Following on from our ‘Femininity Reclaimed’ trend spotlight from last season, FW23 appears to take the concept of body positivity and ownership to the next level. Essentially, we’ve gone from concealing to freeing nipples, and now, designers are taking the concept even further and seemingly making our once-concealed body parts a feature in themselves. The trend doesn’t necessarily lend itself to sexualization either, but leans more towards a satirical approach, exuding playful energy and a tongue-in-cheek nature. Evidence of this can be found through Sinead Gorey’s boob-enhancing prints, Edward Crutchley’s horn bra top and Frolov’s heart-shaped, glittery nipple tassels.

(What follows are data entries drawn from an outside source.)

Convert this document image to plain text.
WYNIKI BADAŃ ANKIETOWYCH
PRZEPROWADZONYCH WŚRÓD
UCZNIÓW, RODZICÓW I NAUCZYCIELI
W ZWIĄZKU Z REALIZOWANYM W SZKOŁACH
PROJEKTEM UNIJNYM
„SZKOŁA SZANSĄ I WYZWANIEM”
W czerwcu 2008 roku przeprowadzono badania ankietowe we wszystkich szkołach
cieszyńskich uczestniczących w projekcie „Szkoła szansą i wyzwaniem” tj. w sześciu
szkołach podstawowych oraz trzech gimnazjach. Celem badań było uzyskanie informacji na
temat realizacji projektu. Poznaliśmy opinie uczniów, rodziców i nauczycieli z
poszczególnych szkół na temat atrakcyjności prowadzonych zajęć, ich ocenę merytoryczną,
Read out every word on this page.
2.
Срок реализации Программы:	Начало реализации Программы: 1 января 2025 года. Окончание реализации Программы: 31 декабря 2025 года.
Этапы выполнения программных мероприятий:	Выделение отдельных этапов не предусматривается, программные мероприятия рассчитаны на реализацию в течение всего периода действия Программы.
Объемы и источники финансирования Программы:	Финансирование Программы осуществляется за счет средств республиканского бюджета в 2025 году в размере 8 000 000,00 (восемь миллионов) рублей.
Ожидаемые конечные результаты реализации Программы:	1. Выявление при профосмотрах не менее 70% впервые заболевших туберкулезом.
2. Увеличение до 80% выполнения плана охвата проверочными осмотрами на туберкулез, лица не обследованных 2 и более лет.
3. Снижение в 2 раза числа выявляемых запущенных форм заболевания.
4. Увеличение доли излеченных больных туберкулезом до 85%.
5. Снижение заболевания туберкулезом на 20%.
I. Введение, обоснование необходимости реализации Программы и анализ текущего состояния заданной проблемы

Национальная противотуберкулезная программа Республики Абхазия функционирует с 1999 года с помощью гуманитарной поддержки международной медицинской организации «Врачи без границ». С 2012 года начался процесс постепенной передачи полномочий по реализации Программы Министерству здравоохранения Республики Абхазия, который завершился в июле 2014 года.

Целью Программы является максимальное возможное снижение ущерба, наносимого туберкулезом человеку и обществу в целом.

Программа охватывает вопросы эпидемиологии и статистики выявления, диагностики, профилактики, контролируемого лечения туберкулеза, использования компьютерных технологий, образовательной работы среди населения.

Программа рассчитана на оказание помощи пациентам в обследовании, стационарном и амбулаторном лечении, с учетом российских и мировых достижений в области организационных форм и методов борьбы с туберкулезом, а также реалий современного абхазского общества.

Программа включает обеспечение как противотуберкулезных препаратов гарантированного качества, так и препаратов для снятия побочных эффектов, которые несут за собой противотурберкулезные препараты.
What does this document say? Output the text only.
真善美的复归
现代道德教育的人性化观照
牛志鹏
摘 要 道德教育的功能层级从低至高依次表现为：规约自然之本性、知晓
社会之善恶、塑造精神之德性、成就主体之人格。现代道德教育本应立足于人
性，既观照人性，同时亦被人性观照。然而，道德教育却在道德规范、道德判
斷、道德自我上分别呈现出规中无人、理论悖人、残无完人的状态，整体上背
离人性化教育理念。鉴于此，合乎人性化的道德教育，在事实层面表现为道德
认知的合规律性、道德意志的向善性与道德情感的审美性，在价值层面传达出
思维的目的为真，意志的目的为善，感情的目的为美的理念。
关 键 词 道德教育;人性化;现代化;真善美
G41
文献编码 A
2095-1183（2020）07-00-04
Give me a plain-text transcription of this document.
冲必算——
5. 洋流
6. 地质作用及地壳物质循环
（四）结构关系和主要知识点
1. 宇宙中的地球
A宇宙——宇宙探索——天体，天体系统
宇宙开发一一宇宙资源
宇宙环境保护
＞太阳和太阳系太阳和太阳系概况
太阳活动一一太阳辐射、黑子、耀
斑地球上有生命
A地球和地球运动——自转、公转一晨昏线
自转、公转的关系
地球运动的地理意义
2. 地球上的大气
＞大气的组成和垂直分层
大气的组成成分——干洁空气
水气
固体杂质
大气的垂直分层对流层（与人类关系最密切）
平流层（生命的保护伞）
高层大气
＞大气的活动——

Similarly, FW23 featured a litany of satanic and devilish references, a continuation and evolution of “Feminine Grunge” from SS23. From Crutchley’s leather horns adorning bra tops and underwear and Lula Laora’s video game-style characters to Natasha Zinko’s ‘she-hulk’ showcase and Chet Lo’s foray into the dark side, the FW23 season teaches us that a little danger is never a bad thing. Every once in a while, it’s okay to embrace the darkness and this season, London is doing just that. In the future, we expect to see bolder reds and blacks alongside latex and leather becoming more of a mainstay in winter fashion, complete with playful-yet-devious accessorizing through hoods, horns and dramatic, “ugly” makeup looks.
Furry and Fantastical Footwear
Since the debut of Loewe’s balloon pumps, footwear has become more and more experimental and this season’s LFW showcase proved that shoes are only going to get weirder. Evidenced through fish-scaled feet at LCF’s showcase, KSENIASCHNAIDER’s fringed shoes and Natasha Zinko’s monstrous floor-sweepers, the practicality of footwear is well and truly out the window, paving the way for more creative and outlandish choices. In line with the release of MSCHF’s big red boots, it’s safe to say that we can all afford to have a little more fun with footwear.
Since the introduction of Web3, NFTs and the metaverse, digital designs and aesthetics have had an undeniable influence on fashion and beauty. During fashion week, such influences can be explored and experimented with on another level and this season, that’s exactly what happened. Whether it was a return to retro through video game references at Natasha Zinko and Lula Laora or futuristic detailing and beauty looks at Ancuta Sarca and Kay Kwok, we can expect to see more glitchy, digital patterns and transitions replicated in physical form, through metallics, fluid structures and experimental beauty looks.